CYAS gives participants the chance to “just have fun, have some competition, some friendly rivalry, go out and get a beer afterwards, and just sort of live life the way most people would see as normal,” Poe said. He told The Southern Cross that the Catholic faith is shared through “normal conversations” among friends, not through proselytizing.

Chris Anderson, 28, a single father in Denver, is not Catholic. He found CYAS on Facebook soon after moving from Colorado Springs and has found it to be a “great community.”

“Denver is a big place. I lived downtown at the time, and I needed something to kind of have, you know, just a sport,” said Anderson. “There are people who struggle with a bunch of different things, whether it’s family or some kind of addiction, whatever. CYAS being there for people like that was kind of their medicine… a way to have fun with people who knew them.”

Anderson appreciates the fact that one doesn’t have to be Catholic, or even Christian, to participate. “They try to bring a good environment, a family environment and have competitive fun,” he said. “Fellowship is the main goal.”

Jacqueline Tremblay, 32, of San Diego, added, “The thing that makes it so special is that our unity is based on our faith, but it isn’t necessary to be Catholic in order to hang out or join us. It creates a safe space where we don’t have to preach with only our words. We bring God to others through our actions, inclusiveness, the character we display on the field, and the way we embrace newcomers.”
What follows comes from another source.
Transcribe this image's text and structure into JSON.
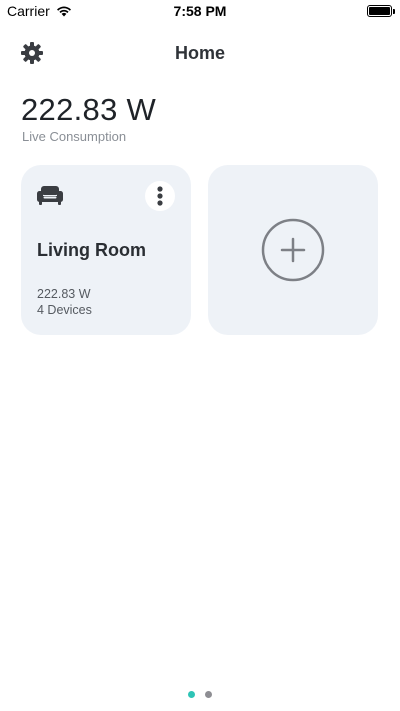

She experienced that embrace firsthand soon after she was confirmed as a Catholic in 2013, and joined a CYAS Ultimate Frisbee team.

“My first time there I’m sure I stuck out like a sore thumb…quietly sitting alone on the cement, observing people throw a Frisbee in ways I didn’t even know a Frisbee could be thrown,” she said.

But one of the team members quickly made her feel part of the group.

“The simple invite to dinner afterwards and the laughter we shared throughout the game made me want to come back,” Tremblay said. “It was the feeling of belonging, even though I was new. A feeling we all are ultimately seeking in God.”

She kept going back and played in the volleyball league for the next two summers. She goes on hikes and recently started to help lead a women’s group that attends Confession and Mass together.

“I am challenged by these people, and continually learn more about my faith in a non-judgmental way, comforted when needed, and enjoy a good laugh almost every time we hang out,” Tremblay said.

John Burger is news editor for Aleteia.